Mit seinen Ursprüngen im schwarzen Feminismus ist Intersektionalität zu einem wichtigen Instrument für die transnationale feministische Bewegung geworden. Für einen inklusiven Feminismus ist es heute wichtiger denn je, intersektionale Perspektiven einzunehmen.

 

Sozioökonomische Gleichstellung und der Streik im Jahre 1991

Unter dem Motto «Wenn Frau will, steht alles still» legten über eine halbe Million Frauen ihre Arbeit am 14. Juni 1991 nieder. Eine zentrale Rolle beim Frauenstreik spielte die sozioökonomische Gleichstellung von Mann und Frau. Zum einen wurden soziale Missstände kritisiert, wie beispielsweise die ungleiche Verteilung von Hausarbeit (heute nennen wir das Care Arbeit, und beschränken das auch nicht mehr auf Arbeit im und ums Haus, wer hat schon ein Haus?!). Anderseits ging es auch um Gleichstellung ausserhalb der privaten Sphäre. Indem die Streikenden gleiche Ausbildungsmöglichkeiten und gerechte Altersvorsorge forderten, strebten sie Verbesserungen für die wirtschaftliche Situation von Frauen an. Zusätzlich verlangten sie die Umsetzung der in der Bundesverfassung verankerten Lohngleichheit. Die genannten Forderungen adressierten zwar grundlegende Probleme vieler Frauen, allerdings bleiben die Bedürfnisse und Forderungen von mehrfach diskriminierten FINTA Personen mehrheitlich ungehört. Anliegen von queeren Menschen wurden nicht wirklich integriert.
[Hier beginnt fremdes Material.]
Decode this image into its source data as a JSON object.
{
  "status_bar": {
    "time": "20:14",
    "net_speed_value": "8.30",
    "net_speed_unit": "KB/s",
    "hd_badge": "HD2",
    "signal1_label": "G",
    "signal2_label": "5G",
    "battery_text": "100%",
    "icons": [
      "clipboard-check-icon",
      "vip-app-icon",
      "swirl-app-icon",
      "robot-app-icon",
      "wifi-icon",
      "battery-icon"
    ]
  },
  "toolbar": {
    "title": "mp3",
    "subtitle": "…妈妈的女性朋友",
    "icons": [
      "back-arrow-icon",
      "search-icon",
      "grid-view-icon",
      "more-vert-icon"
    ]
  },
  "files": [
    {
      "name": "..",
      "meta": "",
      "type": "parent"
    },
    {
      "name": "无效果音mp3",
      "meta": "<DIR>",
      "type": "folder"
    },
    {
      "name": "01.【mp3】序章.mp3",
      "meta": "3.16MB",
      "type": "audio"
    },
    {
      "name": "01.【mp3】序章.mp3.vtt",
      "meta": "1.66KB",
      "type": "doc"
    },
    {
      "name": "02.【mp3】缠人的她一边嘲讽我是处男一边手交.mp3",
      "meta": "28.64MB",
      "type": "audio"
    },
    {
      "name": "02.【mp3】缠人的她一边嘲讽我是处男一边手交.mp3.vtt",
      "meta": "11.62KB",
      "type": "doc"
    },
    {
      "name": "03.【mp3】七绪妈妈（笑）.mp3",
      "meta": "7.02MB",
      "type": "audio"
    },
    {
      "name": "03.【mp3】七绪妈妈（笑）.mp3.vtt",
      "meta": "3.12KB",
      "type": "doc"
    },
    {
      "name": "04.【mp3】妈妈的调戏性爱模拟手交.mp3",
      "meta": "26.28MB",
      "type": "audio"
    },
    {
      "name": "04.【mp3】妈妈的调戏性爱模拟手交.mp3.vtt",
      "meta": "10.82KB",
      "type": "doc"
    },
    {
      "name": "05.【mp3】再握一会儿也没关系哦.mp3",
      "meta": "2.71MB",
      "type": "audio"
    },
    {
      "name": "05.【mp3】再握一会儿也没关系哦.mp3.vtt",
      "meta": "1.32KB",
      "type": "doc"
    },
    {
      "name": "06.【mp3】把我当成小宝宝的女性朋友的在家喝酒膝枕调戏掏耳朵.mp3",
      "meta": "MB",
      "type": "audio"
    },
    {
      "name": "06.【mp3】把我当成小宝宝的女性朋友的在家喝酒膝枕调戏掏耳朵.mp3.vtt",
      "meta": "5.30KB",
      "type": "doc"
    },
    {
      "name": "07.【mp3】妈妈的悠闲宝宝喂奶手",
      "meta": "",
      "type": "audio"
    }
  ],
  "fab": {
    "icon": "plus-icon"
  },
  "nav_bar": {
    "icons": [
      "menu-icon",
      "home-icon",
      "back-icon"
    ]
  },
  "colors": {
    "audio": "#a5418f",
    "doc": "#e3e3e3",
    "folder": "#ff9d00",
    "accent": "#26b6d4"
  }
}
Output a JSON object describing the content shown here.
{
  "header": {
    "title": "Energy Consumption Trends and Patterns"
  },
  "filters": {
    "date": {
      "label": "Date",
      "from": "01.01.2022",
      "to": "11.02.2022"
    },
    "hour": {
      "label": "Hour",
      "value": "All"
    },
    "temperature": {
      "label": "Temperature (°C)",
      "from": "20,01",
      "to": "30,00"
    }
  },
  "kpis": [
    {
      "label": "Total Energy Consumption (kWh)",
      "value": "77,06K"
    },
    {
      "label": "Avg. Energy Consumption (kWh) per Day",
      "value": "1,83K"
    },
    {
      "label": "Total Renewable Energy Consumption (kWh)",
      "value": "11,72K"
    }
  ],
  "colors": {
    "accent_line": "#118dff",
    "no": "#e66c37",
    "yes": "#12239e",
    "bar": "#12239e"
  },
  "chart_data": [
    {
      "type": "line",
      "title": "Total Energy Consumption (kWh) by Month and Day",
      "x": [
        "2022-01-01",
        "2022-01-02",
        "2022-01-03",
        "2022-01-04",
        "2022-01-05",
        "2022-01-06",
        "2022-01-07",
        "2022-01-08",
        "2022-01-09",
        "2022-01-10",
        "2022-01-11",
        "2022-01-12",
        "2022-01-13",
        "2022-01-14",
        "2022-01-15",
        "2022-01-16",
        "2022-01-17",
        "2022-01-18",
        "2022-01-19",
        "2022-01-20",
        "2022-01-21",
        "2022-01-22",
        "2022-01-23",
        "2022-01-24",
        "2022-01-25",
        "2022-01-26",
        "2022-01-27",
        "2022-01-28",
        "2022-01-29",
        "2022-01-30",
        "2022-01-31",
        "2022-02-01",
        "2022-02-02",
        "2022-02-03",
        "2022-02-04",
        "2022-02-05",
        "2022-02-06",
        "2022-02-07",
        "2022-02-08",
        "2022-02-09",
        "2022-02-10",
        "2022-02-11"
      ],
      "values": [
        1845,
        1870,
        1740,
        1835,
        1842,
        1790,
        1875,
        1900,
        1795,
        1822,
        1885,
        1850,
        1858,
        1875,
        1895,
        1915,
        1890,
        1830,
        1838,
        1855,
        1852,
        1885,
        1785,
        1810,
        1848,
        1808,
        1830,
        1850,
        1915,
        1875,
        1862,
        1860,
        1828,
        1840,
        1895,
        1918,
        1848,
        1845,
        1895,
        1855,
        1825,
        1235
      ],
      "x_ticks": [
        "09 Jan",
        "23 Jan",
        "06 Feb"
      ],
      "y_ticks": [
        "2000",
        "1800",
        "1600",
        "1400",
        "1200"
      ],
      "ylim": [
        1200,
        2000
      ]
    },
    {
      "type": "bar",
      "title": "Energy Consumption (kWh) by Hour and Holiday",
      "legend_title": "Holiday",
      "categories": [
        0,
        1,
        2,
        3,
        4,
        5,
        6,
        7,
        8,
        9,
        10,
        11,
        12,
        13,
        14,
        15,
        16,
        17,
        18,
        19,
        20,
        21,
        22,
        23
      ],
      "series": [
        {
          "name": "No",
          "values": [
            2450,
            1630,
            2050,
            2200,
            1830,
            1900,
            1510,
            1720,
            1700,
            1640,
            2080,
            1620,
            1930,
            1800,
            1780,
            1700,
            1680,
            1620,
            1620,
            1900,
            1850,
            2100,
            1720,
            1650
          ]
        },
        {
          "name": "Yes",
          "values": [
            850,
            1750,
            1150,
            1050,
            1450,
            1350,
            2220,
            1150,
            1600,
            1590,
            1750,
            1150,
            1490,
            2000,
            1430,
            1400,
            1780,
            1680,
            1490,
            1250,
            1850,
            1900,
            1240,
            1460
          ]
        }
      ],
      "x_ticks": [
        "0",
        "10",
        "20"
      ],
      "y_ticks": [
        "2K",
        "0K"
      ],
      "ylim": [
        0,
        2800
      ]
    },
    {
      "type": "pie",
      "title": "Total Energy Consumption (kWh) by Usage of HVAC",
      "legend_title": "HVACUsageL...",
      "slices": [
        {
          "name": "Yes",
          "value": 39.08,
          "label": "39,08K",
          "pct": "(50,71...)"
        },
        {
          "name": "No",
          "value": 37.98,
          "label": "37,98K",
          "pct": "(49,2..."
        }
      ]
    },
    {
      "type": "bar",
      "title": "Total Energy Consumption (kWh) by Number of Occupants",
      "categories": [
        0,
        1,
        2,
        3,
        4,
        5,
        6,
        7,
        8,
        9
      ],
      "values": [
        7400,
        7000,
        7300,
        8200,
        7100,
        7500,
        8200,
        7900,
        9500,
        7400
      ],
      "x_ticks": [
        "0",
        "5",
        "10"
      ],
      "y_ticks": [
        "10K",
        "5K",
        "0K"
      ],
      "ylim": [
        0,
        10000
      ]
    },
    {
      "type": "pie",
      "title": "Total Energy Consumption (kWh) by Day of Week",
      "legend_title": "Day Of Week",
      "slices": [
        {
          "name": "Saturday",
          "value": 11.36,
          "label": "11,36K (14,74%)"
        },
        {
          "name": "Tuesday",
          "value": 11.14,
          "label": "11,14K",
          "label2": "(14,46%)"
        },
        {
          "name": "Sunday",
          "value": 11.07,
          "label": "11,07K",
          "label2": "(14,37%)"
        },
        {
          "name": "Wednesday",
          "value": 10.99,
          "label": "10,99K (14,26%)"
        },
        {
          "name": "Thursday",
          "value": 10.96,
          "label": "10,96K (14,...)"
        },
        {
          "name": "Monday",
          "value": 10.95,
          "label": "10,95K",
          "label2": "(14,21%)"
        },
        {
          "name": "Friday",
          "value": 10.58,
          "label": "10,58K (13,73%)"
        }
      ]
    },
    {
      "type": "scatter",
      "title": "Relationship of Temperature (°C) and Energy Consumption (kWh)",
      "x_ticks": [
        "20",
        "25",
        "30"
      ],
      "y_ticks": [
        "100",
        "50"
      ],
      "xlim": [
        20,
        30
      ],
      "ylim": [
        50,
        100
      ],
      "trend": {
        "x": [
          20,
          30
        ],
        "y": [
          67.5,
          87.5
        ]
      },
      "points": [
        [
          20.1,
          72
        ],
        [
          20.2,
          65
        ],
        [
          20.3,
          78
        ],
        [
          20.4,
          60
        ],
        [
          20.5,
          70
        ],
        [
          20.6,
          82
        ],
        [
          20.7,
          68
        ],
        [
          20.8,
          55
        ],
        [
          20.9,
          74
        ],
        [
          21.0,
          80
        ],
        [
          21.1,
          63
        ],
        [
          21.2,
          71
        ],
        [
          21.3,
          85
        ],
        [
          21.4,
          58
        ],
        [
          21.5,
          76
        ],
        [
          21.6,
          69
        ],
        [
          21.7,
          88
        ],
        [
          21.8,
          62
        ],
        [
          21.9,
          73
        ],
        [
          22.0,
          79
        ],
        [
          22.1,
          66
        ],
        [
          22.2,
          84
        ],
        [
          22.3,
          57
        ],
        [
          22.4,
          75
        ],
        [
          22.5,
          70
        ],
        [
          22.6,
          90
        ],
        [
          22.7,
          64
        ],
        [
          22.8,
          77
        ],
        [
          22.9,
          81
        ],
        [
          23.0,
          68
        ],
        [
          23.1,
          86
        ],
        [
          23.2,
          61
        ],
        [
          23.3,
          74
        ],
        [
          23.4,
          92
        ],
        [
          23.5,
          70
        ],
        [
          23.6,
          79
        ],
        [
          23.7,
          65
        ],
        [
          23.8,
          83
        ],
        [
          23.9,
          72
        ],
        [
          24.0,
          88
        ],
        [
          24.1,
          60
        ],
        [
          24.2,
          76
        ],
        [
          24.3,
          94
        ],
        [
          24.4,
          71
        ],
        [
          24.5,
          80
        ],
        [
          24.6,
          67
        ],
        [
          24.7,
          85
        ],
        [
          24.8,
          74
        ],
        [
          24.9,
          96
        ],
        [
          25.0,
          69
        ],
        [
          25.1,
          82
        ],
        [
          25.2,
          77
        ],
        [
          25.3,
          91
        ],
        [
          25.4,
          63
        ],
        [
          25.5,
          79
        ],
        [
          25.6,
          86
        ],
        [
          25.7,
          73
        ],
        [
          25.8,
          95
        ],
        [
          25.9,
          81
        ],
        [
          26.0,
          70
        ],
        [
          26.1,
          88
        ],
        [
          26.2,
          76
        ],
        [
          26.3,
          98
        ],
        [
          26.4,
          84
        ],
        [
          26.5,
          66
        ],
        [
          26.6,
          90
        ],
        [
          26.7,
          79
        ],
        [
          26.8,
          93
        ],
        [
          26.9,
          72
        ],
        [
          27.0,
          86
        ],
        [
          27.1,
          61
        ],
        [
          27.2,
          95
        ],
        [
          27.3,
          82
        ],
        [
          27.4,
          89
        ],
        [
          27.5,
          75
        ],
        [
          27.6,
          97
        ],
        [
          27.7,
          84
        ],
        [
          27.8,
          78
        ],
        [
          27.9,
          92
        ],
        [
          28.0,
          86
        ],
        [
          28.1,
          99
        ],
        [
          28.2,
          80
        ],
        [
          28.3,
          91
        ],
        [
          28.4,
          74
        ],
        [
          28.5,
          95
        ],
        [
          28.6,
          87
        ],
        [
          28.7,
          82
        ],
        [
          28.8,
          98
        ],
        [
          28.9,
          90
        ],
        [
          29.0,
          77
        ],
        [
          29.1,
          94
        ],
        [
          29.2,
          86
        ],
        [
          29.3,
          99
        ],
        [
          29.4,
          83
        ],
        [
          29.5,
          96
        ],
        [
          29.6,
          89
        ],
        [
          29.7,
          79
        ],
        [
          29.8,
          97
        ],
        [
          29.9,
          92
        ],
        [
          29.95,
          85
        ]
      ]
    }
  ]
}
Die Binarität des Geschlechtermodells wird nicht ansatzweise in Frage gestellt. Auch bei der Forderung nach Gleichstellung in der sozialen Sicherheit sind beispielsweise die Lebensrealitäten von Menschen, die nicht über die schweizerische (oder EU-/EFTA-) Staatsbürger:innenschaft verfügen, nicht berücksichtigt. Von einem Bewusstsein für Intersektionalität kann beim Streik 1991 noch nicht wirklich gesprochen werden.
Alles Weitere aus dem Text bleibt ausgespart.